SPECIAL DERNIERE – N° 1153 – Samedi 1er Juin 1985
Il lui a fallu douze ans de réflexion et quatre mille pages ! Aujourd’hui François Lacaze, véritable bénédictin de la raquette, l’affirme : » Il existe une vérité du tennis. » Et il le prouve.
A vingt-trois ans, il est classé 2/6 et il fait de la compétition. A vingt-sept ans, il abandonne les tournois pour se consacrer à l’enseignement. Il est actuellement professeur de tennis dans la région parisienne.
Au début, explique-t-il, j’ai eu les pires difficultés avec mes élèves. Quand je leur disais, par exemple, de renoncer à la prise unique, il y en avait toujours un pour me dire : je ne suis pas d’accord avec vous parce qu’on m’a dit… ou parce que j’ai lu… C’était tellement désespérant que j’ai failli renoncer a enseigner. Que pouvais-je répondre, moi, simple prof, lorsqu’on me citait tel ou tel champion ?
La réponse, François Lacaze va la trouver dans les photos de tennismen. Ces quelques photos, au début, m’ont donné envie de poursuivre mes recherches. Aujourd’hui, j’ai huit dossiers, qui permettent de comparer les coups droits, les revers, les services, le smash…, à toutes les époques. Ces huit dossiers s’intitulent » le coup droit « , » les grands coups droits d’attaque « , » les moyens et les mauvais coups droits « , » le revers « , » les erreurs « , » les grands coups droits coupés et les grands revers coupés « , » le service, le smash, la volée et le lob » et » les bonnes formes de préparation au coup droit « . Une véritable encyclopédie du tennis dans le monde, depuis un siècle, en quatre mille pages ! Et une constatation : ce n’est ni le hasard ni la mode qui font un grand champion. La preuve, le cas du français Hervé Gauvain. En 1969, ses professeurs veulent lui faire perdre son revers à deux mains, jugé peu académique. Il lui faudra quatre ans pour revenir sur la scène nationale…, quelques mois avant l’apparition du phénomène Borg qui donne ses lettres de noblesse à ce même revers à deux mains ! C’est ce que l’on peut appeler pudiquement une erreur d’appréciation. On retrouve le même tâtonnement dans certains livres écrits par des champions français au cours de ces dernières années. » Et pourtant, la vérité existe « , affirme François Lacaze, la main sur sa pile de dossiers.

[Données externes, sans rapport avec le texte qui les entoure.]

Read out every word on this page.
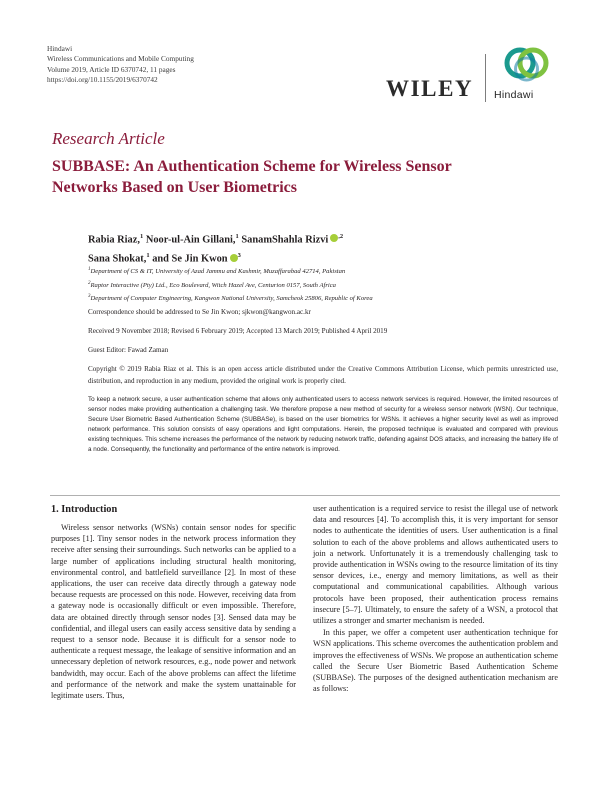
Hindawi
Wireless Communications and Mobile Computing
Volume 2019, Article ID 6370742, 11 pages
https://doi.org/10.1155/2019/6370742	WILEY Hindawi
Research Article
SUBBASE: An Authentication Scheme for Wireless Sensor Networks Based on User Biometrics
Rabia Riaz,$^1$ Noor-ul-Ain Gillani,$^1$ SanamShahla Rizvi $^{,2}$
Sana Shokat,$^1$ and Se Jin Kwon $^3$
$^1$Department of CS & IT, University of Azad Jammu and Kashmir, Muzaffarabad 42714, Pakistan
$^2$Raptor Interactive (Pty) Ltd., Eco Boulevard, Witch Hazel Ave, Centurion 0157, South Africa
$^3$Department of Computer Engineering, Kangwon National University, Samcheok 25806, Republic of Korea
Correspondence should be addressed to Se Jin Kwon; sjkwon@kangwon.ac.kr
Received 9 November 2018; Revised 6 February 2019; Accepted 13 March 2019; Published 4 April 2019
Guest Editor: Fawad Zaman
Copyright © 2019 Rabia Riaz et al. This is an open access article distributed under the Creative Commons Attribution License, which permits unrestricted use, distribution, and reproduction in any medium, provided the original work is properly cited.
To keep a network secure, a user authentication scheme that allows only authenticated users to access network services is required. However, the limited resources of sensor nodes make providing authentication a challenging task. We therefore propose a new method of security for a wireless sensor network (WSN). Our technique, Secure User Biometric Based Authentication Scheme (SUBBASe), is based on the user biometrics for WSNs. It achieves a higher security level as well as improved network performance. This solution consists of easy operations and light computations. Herein, the proposed technique is evaluated and compared with previous existing techniques. This scheme increases the performance of the network by reducing network traffic, defending against DOS attacks, and increasing the battery life of a node. Consequently, the functionality and performance of the entire network is improved.
1. Introduction

Wireless sensor networks (WSNs) contain sensor nodes for specific purposes [1]. Tiny sensor nodes in the network process information they receive after sensing their surroundings. Such networks can be applied to a large number of applications including structural health monitoring, environmental control, and battlefield surveillance [2]. In most of these applications, the user can receive data directly through a gateway node because requests are processed on this node. However, receiving data from a gateway node is occasionally difficult or even impossible. Therefore, data are obtained directly through sensor nodes [3]. Sensed data may be confidential, and illegal users can easily access sensitive data by sending a request to a sensor node. Because it is difficult for a sensor node to authenticate a request message, the leakage of sensitive information and an unnecessary depletion of network resources, e.g., node power and network bandwidth, may occur. Each of the above problems can affect the lifetime and performance of the network and make the system unattainable for legitimate users. Thus,

user authentication is a required service to resist the illegal use of network data and resources [4]. To accomplish this, it is very important for sensor nodes to authenticate the identities of users. User authentication is a final solution to each of the above problems and allows authenticated users to join a network. Unfortunately it is a tremendously challenging task to provide authentication in WSNs owing to the resource limitation of its tiny sensor devices, i.e., energy and memory limitations, as well as their computational and communicational capabilities. Although various protocols have been proposed, their authentication process remains insecure [5–7]. Ultimately, to ensure the safety of a WSN, a protocol that utilizes a stronger and smarter mechanism is needed.

In this paper, we offer a competent user authentication technique for WSN applications. This scheme overcomes the authentication problem and improves the effectiveness of WSNs. We propose an authentication scheme called the Secure User Biometric Based Authentication Scheme (SUBBASe). The purposes of the designed authentication mechanism are as follows:
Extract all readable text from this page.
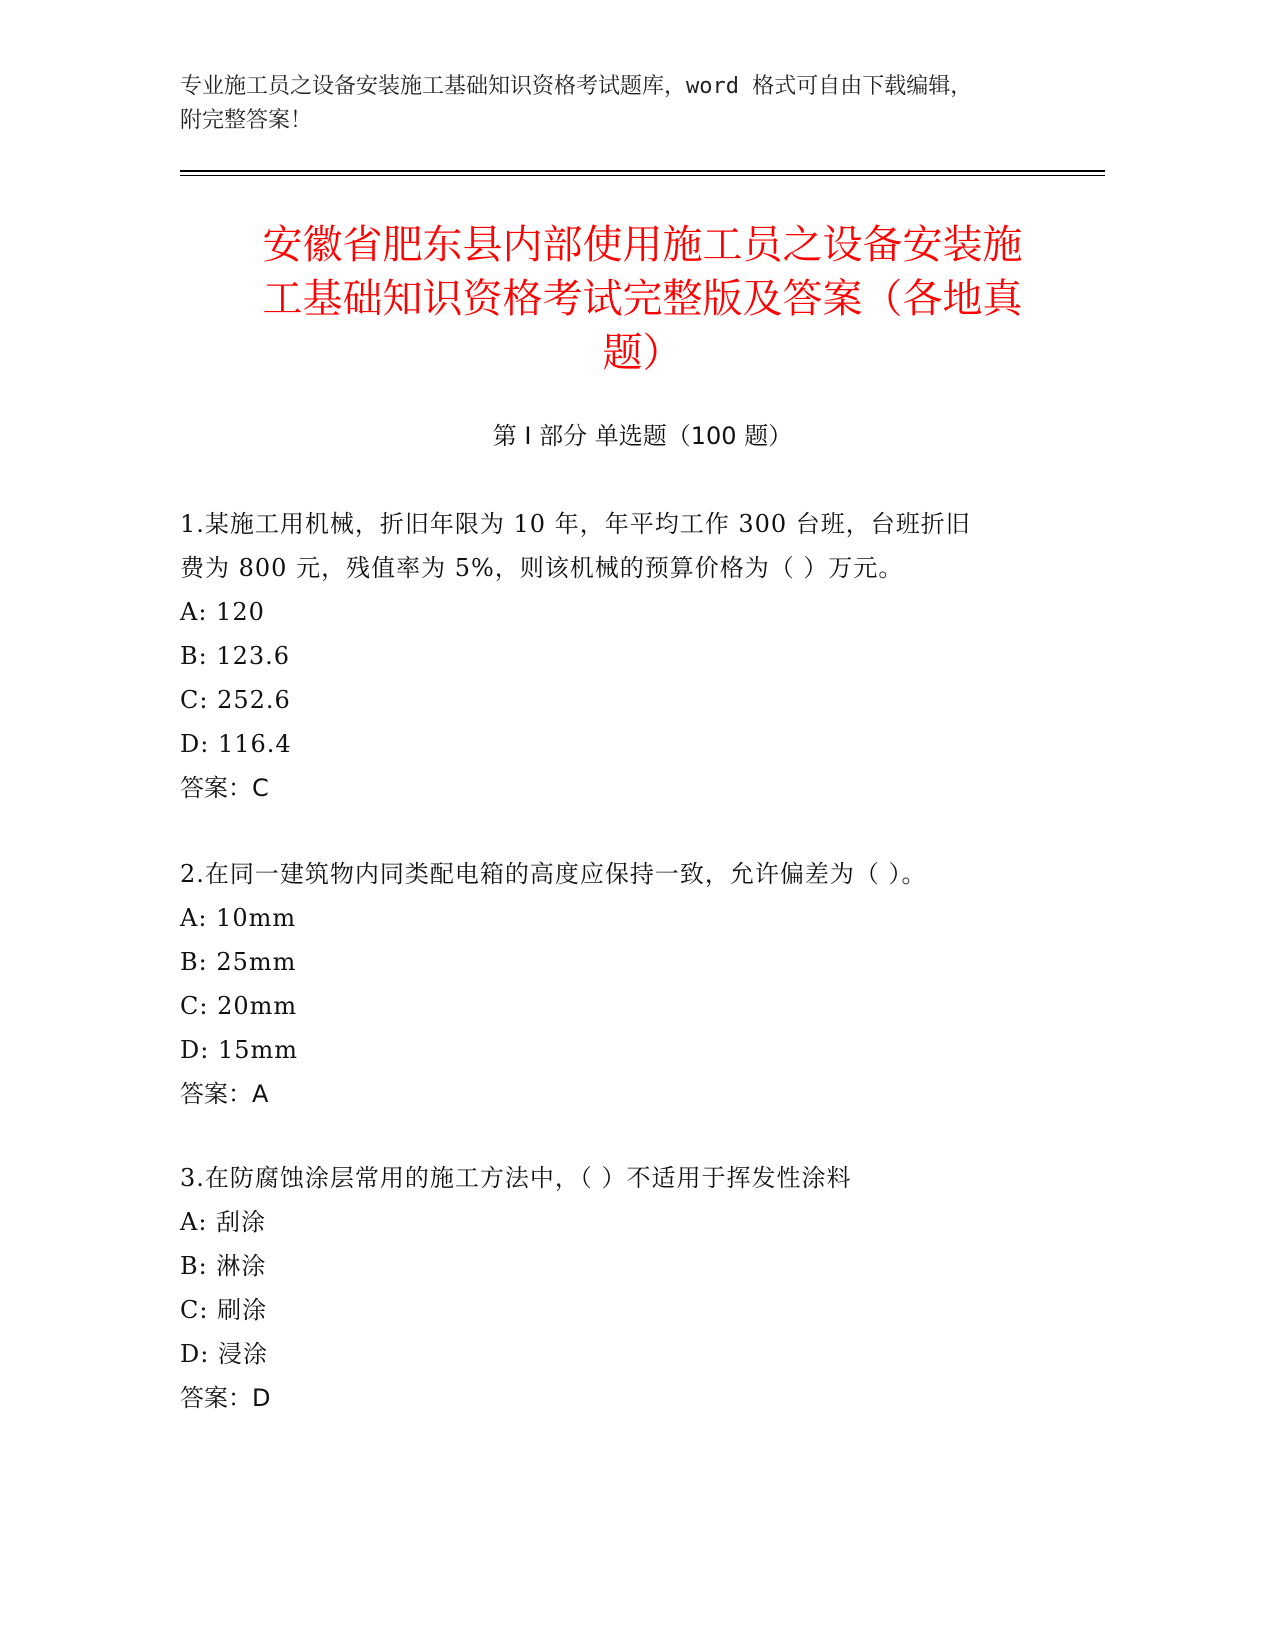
专业施工员之设备安装施工基础知识资格考试题库，word 格式可自由下载编辑，
附完整答案！
安徽省肥东县内部使用施工员之设备安装施
工基础知识资格考试完整版及答案（各地真
题）
第 I 部分 单选题（100 题）
1.某施工用机械，折旧年限为 10 年，年平均工作 300 台班，台班折旧
费为 800 元，残值率为 5%，则该机械的预算价格为（ ）万元。
A: 120
B: 123.6
C: 252.6
D: 116.4
答案：C
2.在同一建筑物内同类配电箱的高度应保持一致，允许偏差为（ ）。
A: 10mm
B: 25mm
C: 20mm
D: 15mm
答案：A
3.在防腐蚀涂层常用的施工方法中，（ ）不适用于挥发性涂料
A: 刮涂
B: 淋涂
C: 刷涂
D: 浸涂
答案：D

Véritable rat de bibliothèque, ce fou de tennis a retrouvé à peu près tout ce qui s’est écrit sur le tennis, se gardant bien de rajouter la moindre ligne de sa main. Et il a pris contact avec de nombreuses fédérations étrangères. Jour après jour, il complète sa documentation et enrichit sa réflexion. » Je suis entré en recherche comme on entre en religion « , dit-il avec le sourire. Mais nul n’est prophète en son pays. et, malgré ses efforts, le petit prof des Yvelines n’a pas encore trouvé un éditeur qui prenne le risque de publier son travail. L’ex 2/6 ne désespère pourtant pas. » Un jour, dit-il, on s’apercevra que j’ai raison et qu’il y a une vérité mécanique et anatomique du tennis. » De quoi, comme le lui a confié un membre de la fédération française, » bouleverser quelques habitudes » dans l’enseignement de ce sport.